PLANNING YOUR GENEALOGY GARDEN
It is January of the year.
For many of us, the weather is cold and dreary; about as far removed from a nice "cemetery walking" day as you can get.
Years ago, what I looked most forward to this time of year was being able to view the catalogs, imagine large returns and plan my new springtime garden. It took me away from the cold and wet weather to be able to dream about those spring days of planting and the ultimate days of harvesting the vegetables. You would think that each year would pretty much be a repeat of the year before; but not really, as each year brought new varieties or new taste temptations to sample; there were new theories or methods to try out.
These days I have an additional task that I look forward to during this season of the year.
I have realized that my genealogical research can be planned, charted and dreamed about in much the same way as my vegetable garden.
The process isn't much different then planning a vegetable garden; and one could view the activity as "planning your genealogy garden".
Many of us have been following along with the organizational section of the website and getting our various papers together and sorted through.
This process has therefore enable us to really see what we have and what we don't have and still need so in essence we are "viewing our catalogs".
Viewing Our Catalogs
This time of the year allows us the luxury rarely afforded us during the active seasons of our research.
We need to take stock of what we have in the way of data in each particular lineage and the items that we still need.
There are a couple of ways to accomplish this task and each is a matter of personal preference.

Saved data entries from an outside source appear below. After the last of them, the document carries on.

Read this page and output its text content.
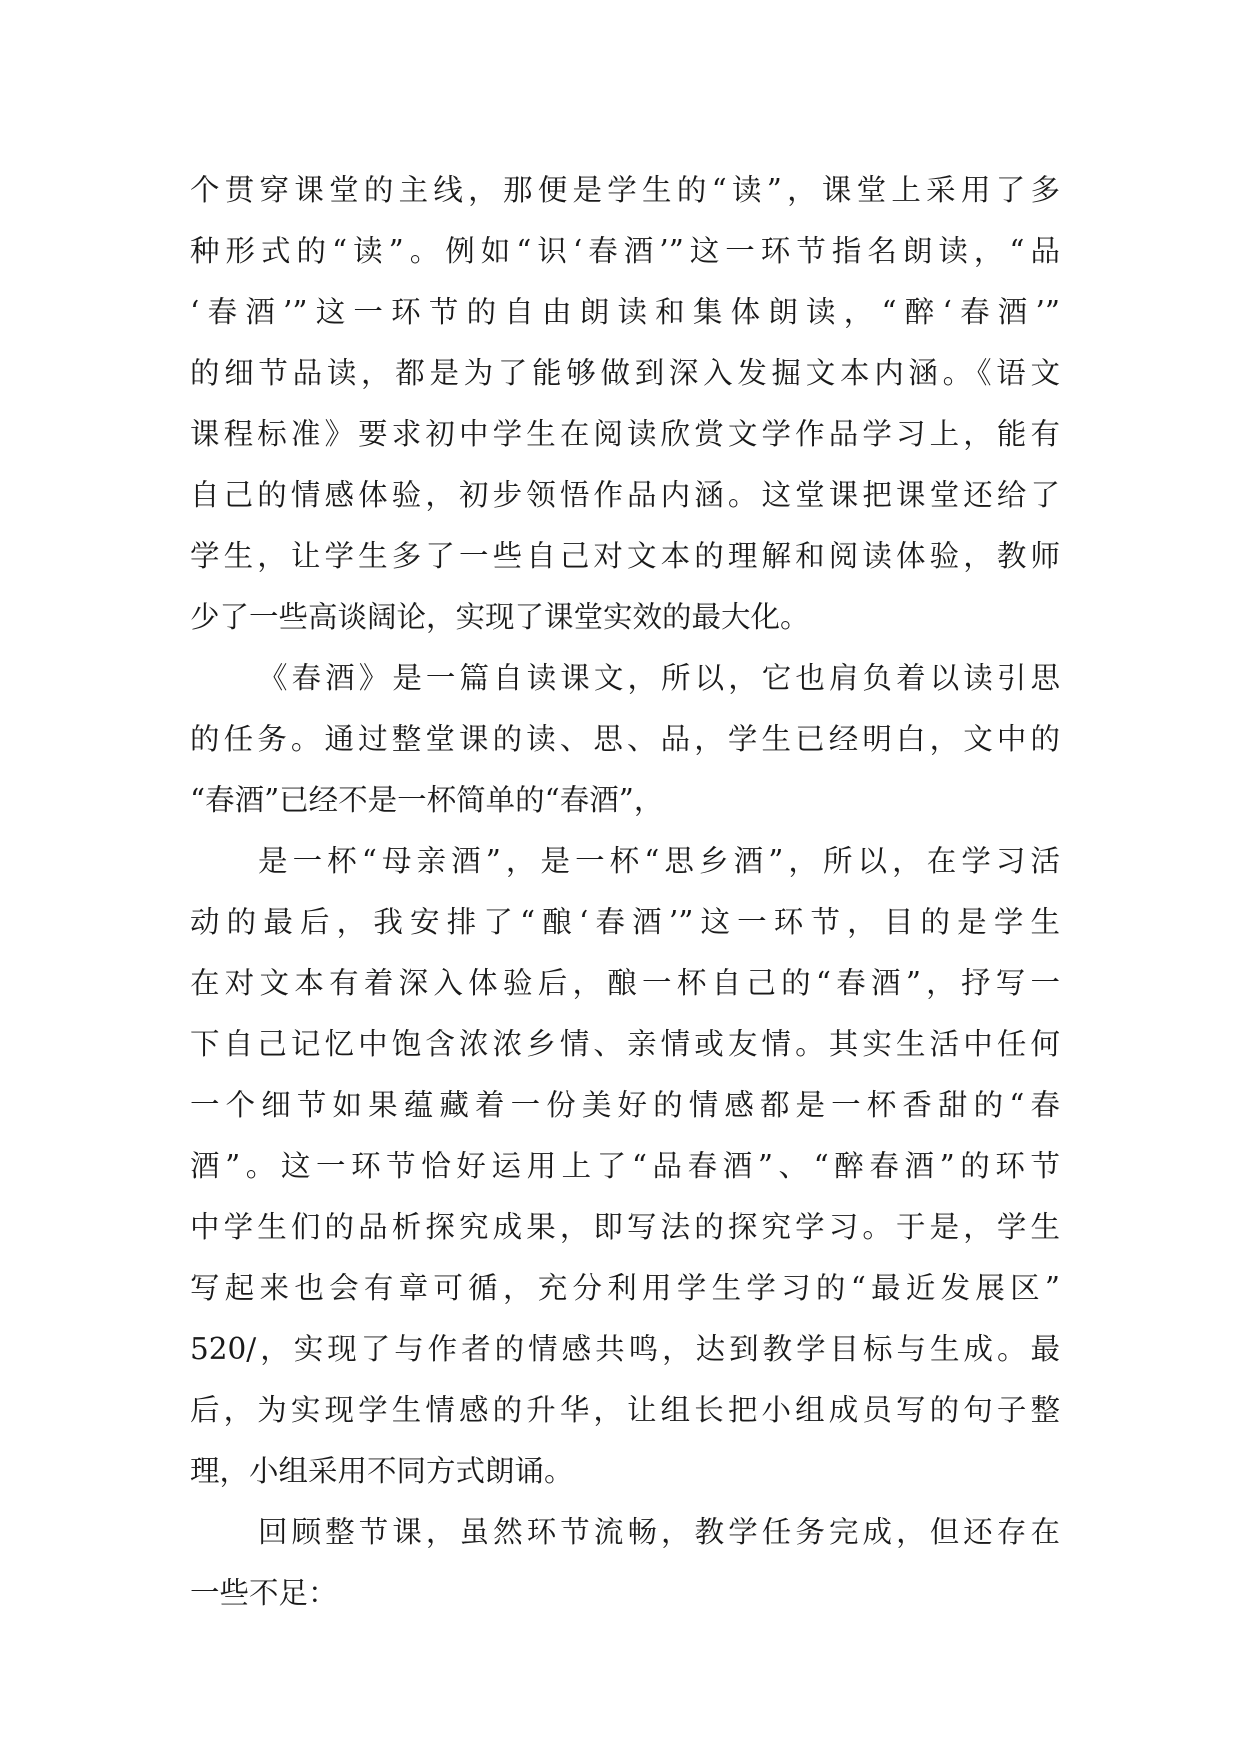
个贯穿课堂的主线，那便是学生的“读”，课堂上采用了多
种形式的“读”。例如“识‘春酒’”这一环节指名朗读，“品
‘春酒’”这一环节的自由朗读和集体朗读，“醉‘春酒’”
的细节品读，都是为了能够做到深入发掘文本内涵。《语文
课程标准》要求初中学生在阅读欣赏文学作品学习上，能有
自己的情感体验，初步领悟作品内涵。这堂课把课堂还给了
学生，让学生多了一些自己对文本的理解和阅读体验，教师
少了一些高谈阔论，实现了课堂实效的最大化。
《春酒》是一篇自读课文，所以，它也肩负着以读引思
的任务。通过整堂课的读、思、品，学生已经明白，文中的
“春酒”已经不是一杯简单的“春酒”，
是一杯“母亲酒”，是一杯“思乡酒”，所以，在学习活
动的最后，我安排了“酿‘春酒’”这一环节，目的是学生
在对文本有着深入体验后，酿一杯自己的“春酒”，抒写一
下自己记忆中饱含浓浓乡情、亲情或友情。其实生活中任何
一个细节如果蕴藏着一份美好的情感都是一杯香甜的“春
酒”。这一环节恰好运用上了“品春酒”、“醉春酒”的环节
中学生们的品析探究成果，即写法的探究学习。于是，学生
写起来也会有章可循，充分利用学生学习的“最近发展区”
520/，实现了与作者的情感共鸣，达到教学目标与生成。最
后，为实现学生情感的升华，让组长把小组成员写的句子整
理，小组采用不同方式朗诵。
回顾整节课，虽然环节流畅，教学任务完成，但还存在
一些不足：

1. Create a loose leaf notebook with a page designated for each surname --
In going through your data on each individual surname list the items that you do not yet have. Don't forget to also check your computer family database system.
2. Use 3x5 index cards --
I personally like this method as it reduces creating these cards later on. The use of 3x5 cards comes in very handy when visiting the libraries in the spring and summer. A collection of them can easily be banded together and thrown into your purse or jacket pocket. Each card can be titled with a specific type of document/data such as: birth certificate/ burial/ obituary/ parent's name, etc. These can be used as prompts when at the library to remind you of just what you need to look up on who. These work a little more conveniently then a large notebook.
Planning Your "Garden"
This step is designed to allow you to take the items you have just listed as being in need of and carefully and logically think and decide just where or what resource you will need to use in order to gather that information.
This could mean viewing a website for a particular library and finding out just which newspapers are found in their microfilm section. Most libraries will list the dates of the papers they have available and therefore allow you to pinpoint which ones you need based on your ancestors dates.

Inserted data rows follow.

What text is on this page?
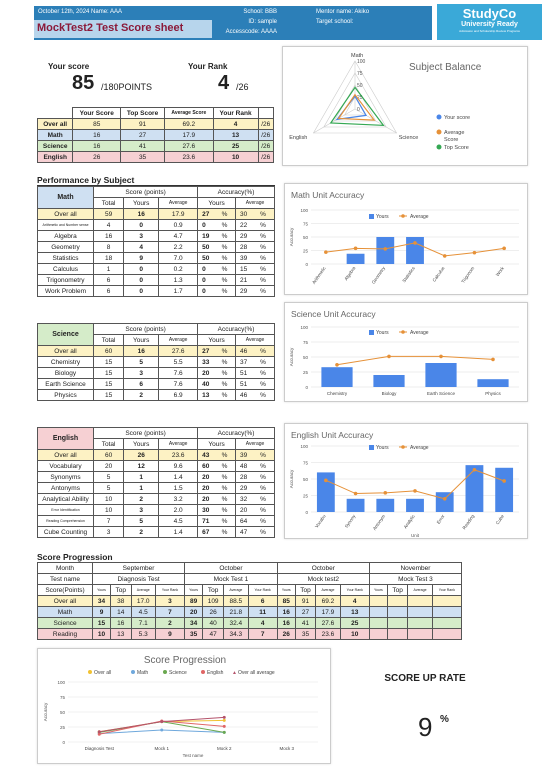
October 12th, 2024 Name: AAA
MockTest2 Test Score sheet
School: BBB
ID: sample
Accesscode: AAAA
Mentor name: Akiko
Target school:
StudyCo
University Ready
Admission and Scholarship Review Programs
Your score
85 /180POINTS
Your Rank
4 /26
	Your Score	Top Score	Average Score	Your Rank	
Over all	85	91	69.2	4	/26
Math	16	27	17.9	13	/26
Science	16	41	27.6	25	/26
English	26	35	23.6	10	/26
Subject Balance
0
25
50
75
100
Math
Science
English
Your score
Average
Score
Top Score
Performance by Subject
Math	Score (points)			Accuracy(%)			
	Total	Yours	Average	Yours		Average	
Over all	59	16	17.9	27	%	30	%
Arithmetic and Number sense	4	0	0.9	0	%	22	%
Algebra	16	3	4.7	19	%	29	%
Geometry	8	4	2.2	50	%	28	%
Statistics	18	9	7.0	50	%	39	%
Calculus	1	0	0.2	0	%	15	%
Trigonometry	6	0	1.3	0	%	21	%
Work Problem	6	0	1.7	0	%	29	%
Science	Score (points)			Accuracy(%)			
	Total	Yours	Average	Yours		Average	
Over all	60	16	27.6	27	%	46	%
Chemistry	15	5	5.5	33	%	37	%
Biology	15	3	7.6	20	%	51	%
Earth Science	15	6	7.6	40	%	51	%
Physics	15	2	6.9	13	%	46	%
English	Score (points)			Accuracy(%)			
	Total	Yours	Average	Yours		Average	
Over all	60	26	23.6	43	%	39	%
Vocabulary	20	12	9.6	60	%	48	%
Synonyms	5	1	1.4	20	%	28	%
Antonyms	5	1	1.5	20	%	29	%
Analytical Ability	10	2	3.2	20	%	32	%
Error Identification	10	3	2.0	30	%	20	%
Reading Comprehension	7	5	4.5	71	%	64	%
Cube Counting	3	2	1.4	67	%	47	%
Math Unit Accuracy
0
25
50
75
100
Accuracy
Yours	Average
Arithmetic	Algebra	Geometry	Statistics	Calculus	Trigonom	Work
Science Unit Accuracy
0
25
50
75
100
Accuracy
Yours	Average
Chemistry	Biology	Earth Science	Physics
English Unit Accuracy
0
25
50
75
100
Accuracy
Yours	Average
Vocabu	Synony	Antonym	Analytic	Error	Reading	Cube
Unit
Score Progression
Month	September				October				October				November			
Test name	Diagnosis Test				Mock Test 1				Mock test2				Mock Test 3			
Score(Points)	Yours	Top	Average	Your Rank	Yours	Top	Average	Your Rank	Yours	Top	Average	Your Rank	Yours	Top	Average	Your Rank
Over all	34	38	17.0	3	89	109	88.5	6	85	91	69.2	4				
Math	9	14	4.5	7	20	26	21.8	11	16	27	17.9	13				
Science	15	16	7.1	2	34	40	32.4	4	16	41	27.6	25				
Reading	10	13	5.3	9	35	47	34.3	7	26	35	23.6	10				
Score Progression
Over all	Math	Science	English ▲ Over all average
0
25
50
75
100
Accuracy
Diagnosis Test	Mock 1	Mock 2	Mock 3
Test name
SCORE UP RATE
9 %
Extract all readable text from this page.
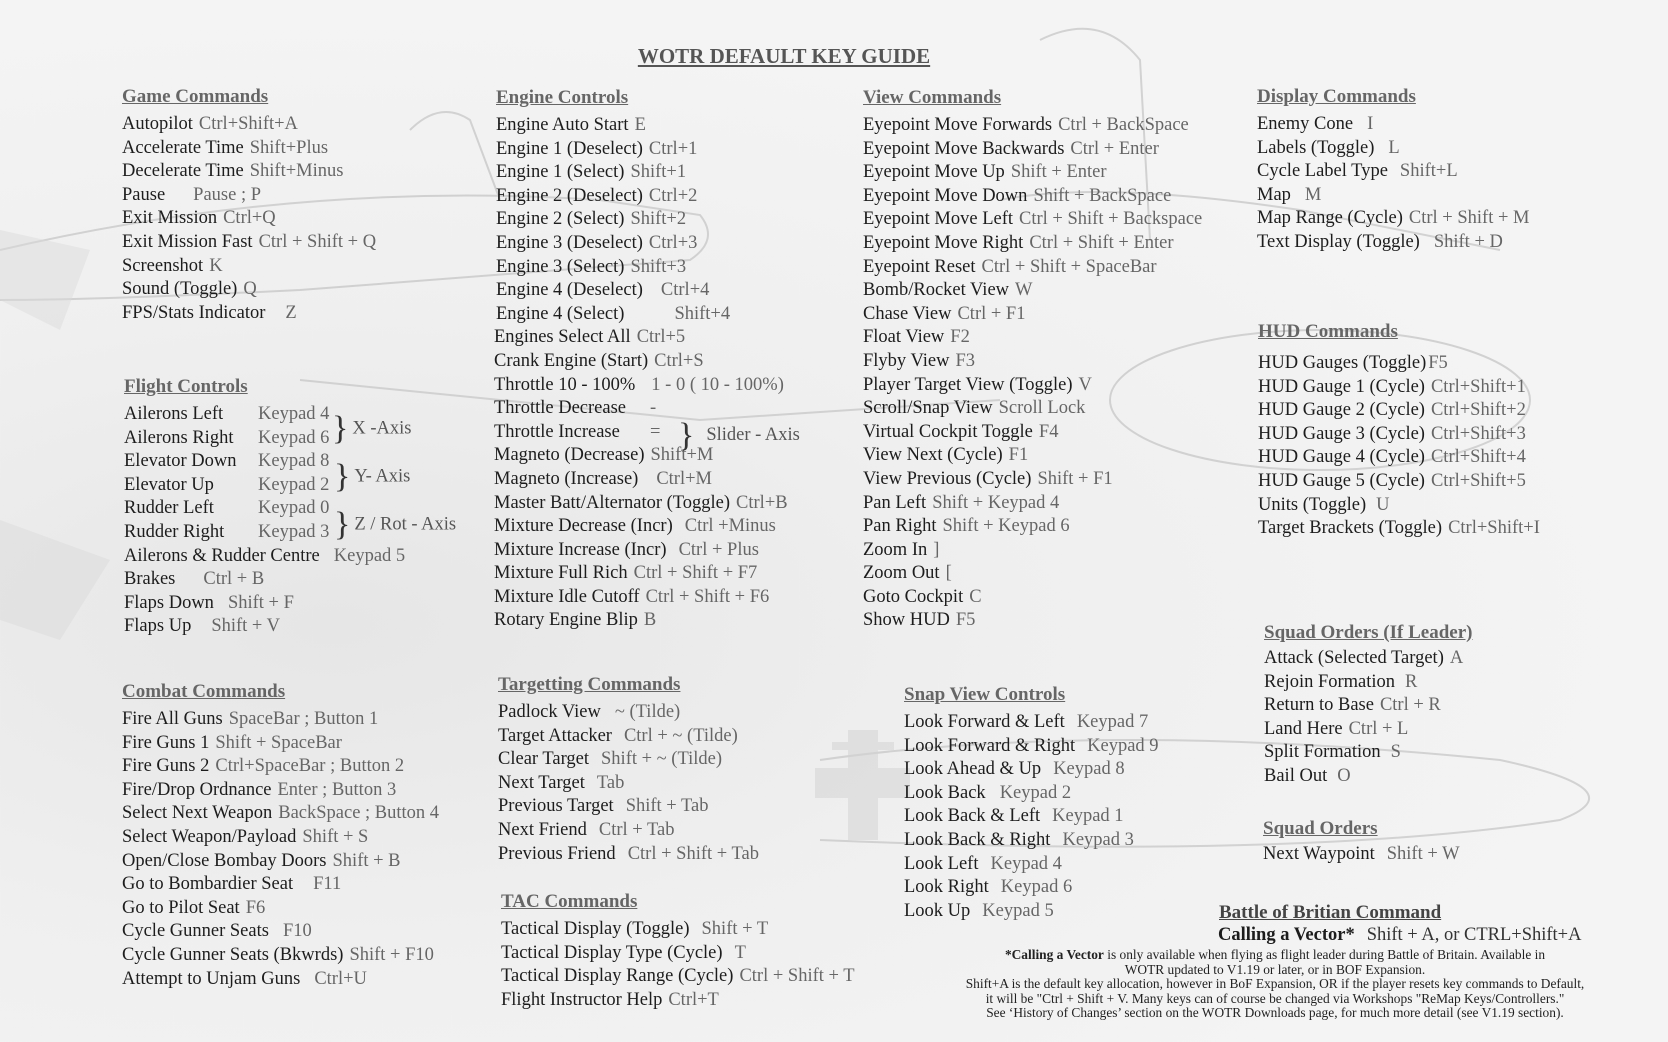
WOTR DEFAULT KEY GUIDE
Game Commands
Autopilot Ctrl+Shift+A
Accelerate Time Shift+Plus
Decelerate Time Shift+Minus
Pause Pause ; P
Exit Mission Ctrl+Q
Exit Mission Fast Ctrl + Shift + Q
Screenshot K
Sound (Toggle) Q
FPS/Stats Indicator Z
Flight Controls
Ailerons Left Keypad 4
Ailerons Right Keypad 6
Elevator Down Keypad 8
Elevator Up Keypad 2
Rudder Left Keypad 0
Rudder Right Keypad 3
Ailerons & Rudder Centre Keypad 5
Brakes Ctrl + B
Flaps Down Shift + F
Flaps Up Shift + V
} X -Axis
} Y- Axis
} Z / Rot - Axis
Combat Commands
Fire All Guns SpaceBar ; Button 1
Fire Guns 1 Shift + SpaceBar
Fire Guns 2 Ctrl+SpaceBar ; Button 2
Fire/Drop Ordnance Enter ; Button 3
Select Next Weapon BackSpace ; Button 4
Select Weapon/Payload Shift + S
Open/Close Bombay Doors Shift + B
Go to Bombardier Seat F11
Go to Pilot Seat F6
Cycle Gunner Seats F10
Cycle Gunner Seats (Bkwrds) Shift + F10
Attempt to Unjam Guns Ctrl+U
Engine Controls
Engine Auto Start E
Engine 1 (Deselect) Ctrl+1
Engine 1 (Select) Shift+1
Engine 2 (Deselect) Ctrl+2
Engine 2 (Select) Shift+2
Engine 3 (Deselect) Ctrl+3
Engine 3 (Select) Shift+3
Engine 4 (Deselect) Ctrl+4
Engine 4 (Select)	Shift+4
Engines Select All Ctrl+5
Crank Engine (Start) Ctrl+S
Throttle 10 - 100% 1 - 0 ( 10 - 100%)
Throttle Decrease -
Throttle Increase =
Magneto (Decrease) Shift+M
Magneto (Increase) Ctrl+M
Master Batt/Alternator (Toggle) Ctrl+B
Mixture Decrease (Incr) Ctrl +Minus
Mixture Increase (Incr) Ctrl + Plus
Mixture Full Rich Ctrl + Shift + F7
Mixture Idle Cutoff Ctrl + Shift + F6
Rotary Engine Blip B
} Slider - Axis
Targetting Commands
Padlock View ~ (Tilde)
Target Attacker Ctrl + ~ (Tilde)
Clear Target Shift + ~ (Tilde)
Next Target Tab
Previous Target Shift + Tab
Next Friend Ctrl + Tab
Previous Friend Ctrl + Shift + Tab
TAC Commands
Tactical Display (Toggle) Shift + T
Tactical Display Type (Cycle) T
Tactical Display Range (Cycle) Ctrl + Shift + T
Flight Instructor Help Ctrl+T
View Commands
Eyepoint Move Forwards Ctrl + BackSpace
Eyepoint Move Backwards Ctrl + Enter
Eyepoint Move Up Shift + Enter
Eyepoint Move Down Shift + BackSpace
Eyepoint Move Left Ctrl + Shift + Backspace
Eyepoint Move Right Ctrl + Shift + Enter
Eyepoint Reset Ctrl + Shift + SpaceBar
Bomb/Rocket View W
Chase View Ctrl + F1
Float View F2
Flyby View F3
Player Target View (Toggle) V
Scroll/Snap View Scroll Lock
Virtual Cockpit Toggle F4
View Next (Cycle) F1
View Previous (Cycle) Shift + F1
Pan Left Shift + Keypad 4
Pan Right Shift + Keypad 6
Zoom In ]
Zoom Out [
Goto Cockpit C
Show HUD F5
Snap View Controls
Look Forward & Left Keypad 7
Look Forward & Right Keypad 9
Look Ahead & Up Keypad 8
Look Back Keypad 2
Look Back & Left Keypad 1
Look Back & Right Keypad 3
Look Left Keypad 4
Look Right Keypad 6
Look Up Keypad 5
Display Commands
Enemy Cone I
Labels (Toggle) L
Cycle Label Type Shift+L
Map M
Map Range (Cycle) Ctrl + Shift + M
Text Display (Toggle) Shift + D
HUD Commands
HUD Gauges (Toggle) F5
HUD Gauge 1 (Cycle) Ctrl+Shift+1
HUD Gauge 2 (Cycle) Ctrl+Shift+2
HUD Gauge 3 (Cycle) Ctrl+Shift+3
HUD Gauge 4 (Cycle) Ctrl+Shift+4
HUD Gauge 5 (Cycle) Ctrl+Shift+5
Units (Toggle) U
Target Brackets (Toggle) Ctrl+Shift+I
Squad Orders (If Leader)
Attack (Selected Target) A
Rejoin Formation R
Return to Base Ctrl + R
Land Here Ctrl + L
Split Formation S
Bail Out O
Squad Orders
Next Waypoint Shift + W
Battle of Britian Command
Calling a Vector* Shift + A, or CTRL+Shift+A
*Calling a Vector is only available when flying as flight leader during Battle of Britain. Available in
WOTR updated to V1.19 or later, or in BOF Expansion.
Shift+A is the default key allocation, however in BoF Expansion, OR if the player resets key commands to Default,
it will be "Ctrl + Shift + V. Many keys can of course be changed via Workshops "ReMap Keys/Controllers."
See ‘History of Changes’ section on the WOTR Downloads page, for much more detail (see V1.19 section).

This also means looking at your research and determining just where you might need to go to on your vacation this year to search out graves or data.
You have plenty of time to plan out methodically the route you will drive; the hotels/restaurants in the area; the price ranges involved and to make a careful listing of the cemeteries you might want to visit in addition to double checking the hours of the libraries and archives.

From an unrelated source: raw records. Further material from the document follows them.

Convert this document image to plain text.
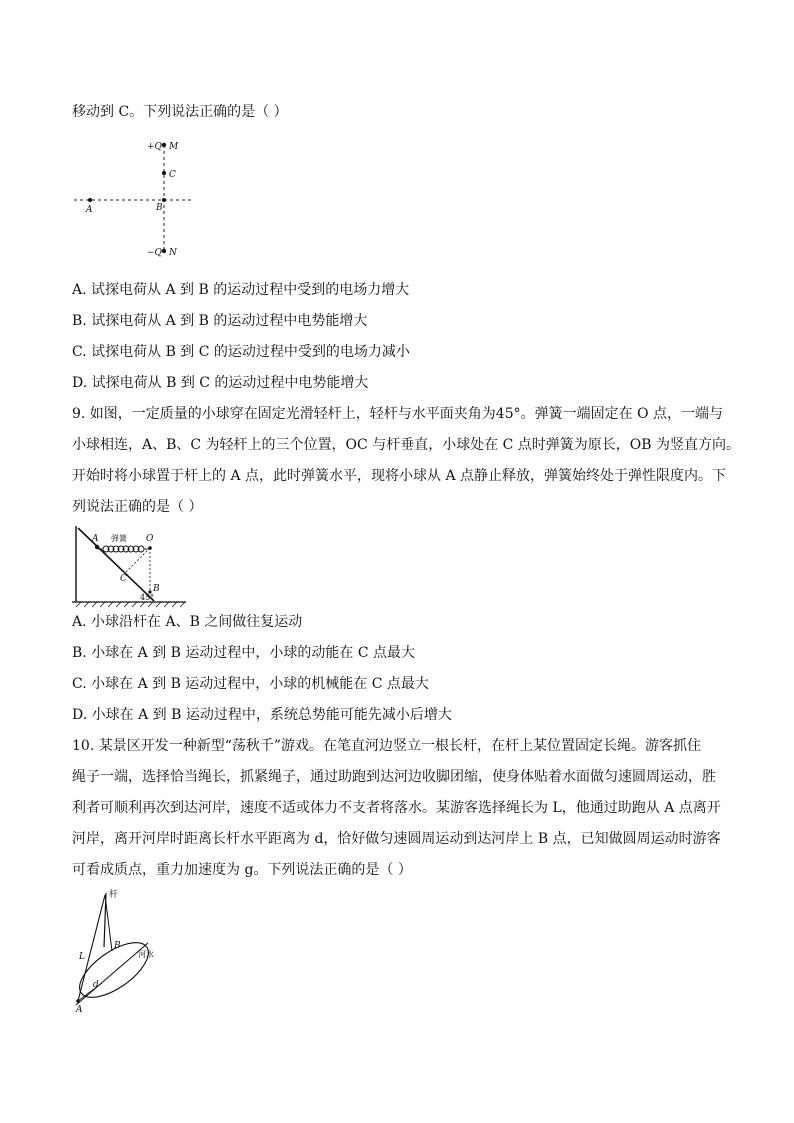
移动到 C。下列说法正确的是（ ）
+Q M
C
A	B
−Q N
A. 试探电荷从 A 到 B 的运动过程中受到的电场力增大
B. 试探电荷从 A 到 B 的运动过程中电势能增大
C. 试探电荷从 B 到 C 的运动过程中受到的电场力减小
D. 试探电荷从 B 到 C 的运动过程中电势能增大
9. 如图，一定质量的小球穿在固定光滑轻杆上，轻杆与水平面夹角为45°。弹簧一端固定在 O 点，一端与
小球相连，A、B、C 为轻杆上的三个位置，OC 与杆垂直，小球处在 C 点时弹簧为原长，OB 为竖直方向。
开始时将小球置于杆上的 A 点，此时弹簧水平，现将小球从 A 点静止释放，弹簧始终处于弹性限度内。下
列说法正确的是（ ）
A 弹簧 O
C
B
45°
A. 小球沿杆在 A、B 之间做往复运动
B. 小球在 A 到 B 运动过程中，小球的动能在 C 点最大
C. 小球在 A 到 B 运动过程中，小球的机械能在 C 点最大
D. 小球在 A 到 B 运动过程中，系统总势能可能先减小后增大
10. 某景区开发一种新型“荡秋千”游戏。在笔直河边竖立一根长杆，在杆上某位置固定长绳。游客抓住
绳子一端，选择恰当绳长，抓紧绳子，通过助跑到达河边收脚团缩，使身体贴着水面做匀速圆周运动，胜
利者可顺利再次到达河岸，速度不适或体力不支者将落水。某游客选择绳长为 L，他通过助跑从 A 点离开
河岸，离开河岸时距离长杆水平距离为 d，恰好做匀速圆周运动到达河岸上 B 点，已知做圆周运动时游客
可看成质点，重力加速度为 g。下列说法正确的是（ ）
杆
L
B
河水
d
A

For many of us, a vacation is just that. A predetermined time away from home. It is not an indefinite stay in another town.
Therefore, the wisest avenue to take for our research is to carefully plan our time carefully and know going in just what data we are determined to find.
If you have ever been to a genealogical library, many of them are set up so that you must wait for the librarian to bring out the books that we need to view. Being able to tell them the correct book will save you time. The more information you can gather during you visit; the more profitable your visit becomes. Also in planning your needs, it eliminates the need to return to this or that book to find data.
For example: If you are searching for someone in the 1860 mortality schedules of a county; wouldn't it make more sense to look for everyone on your list at one time instead of returning to that listing time after time? I don't mean look for all surnames in one scan through, but before closing that book, make sure you look for all your needs.
When you are visiting cemeteries, many of them are located in rural areas, on roads with no name or roads that are only known to the locals as something like "Bob's Road". Few of these roads are ever actually labeled for the "naive, unknowing, non local person" to read. You must know in some instances the local lore or the older residents names to find a place. Once you have spent most of your afternoon searching for a cemetery, when you finally find it, you probably will have little time for the actually researching or picture taking. In planning your trip or intended stops, it is possible to eliminate some of this wandering around; therefore increasing your time in the cemetery.
Looking forward to the Harvest
Well... how many of us don't constantly look forward to the harvest?
Use this time to also re-evaluate any strategies used in the past the perhaps did or didn't work. You might find new ones.
Look at your "research pack".
Your pack should contain: adequate film, camera in good working order, notebook paper, a few different pens and pencils, a couple of non-perishable snacks, a pair of grass clippers, a few old newspapers (for kneeling on), an old pair of boots (for muddy areas), a good current map of the area, at least a dollar's worth of chain for phone calls when you are lost.
Make a careful listing of each cemetery in the areas you wish to visit or research.
List each ancestor buried in the appropriate cemetery so that when arriving you know exactly who you are looking for.
So, maybe you can see now why I say that planning your genealogy garden isn't much different then planning your vegetable garden.
Most importantly !
Just as in harvesting your vegetable garden, you will immediately blanche, freeze or can your produce;
make certain that you don't forget to "process" your data carefully. Place it where it belongs and then remove it from your listing of "things that you still need".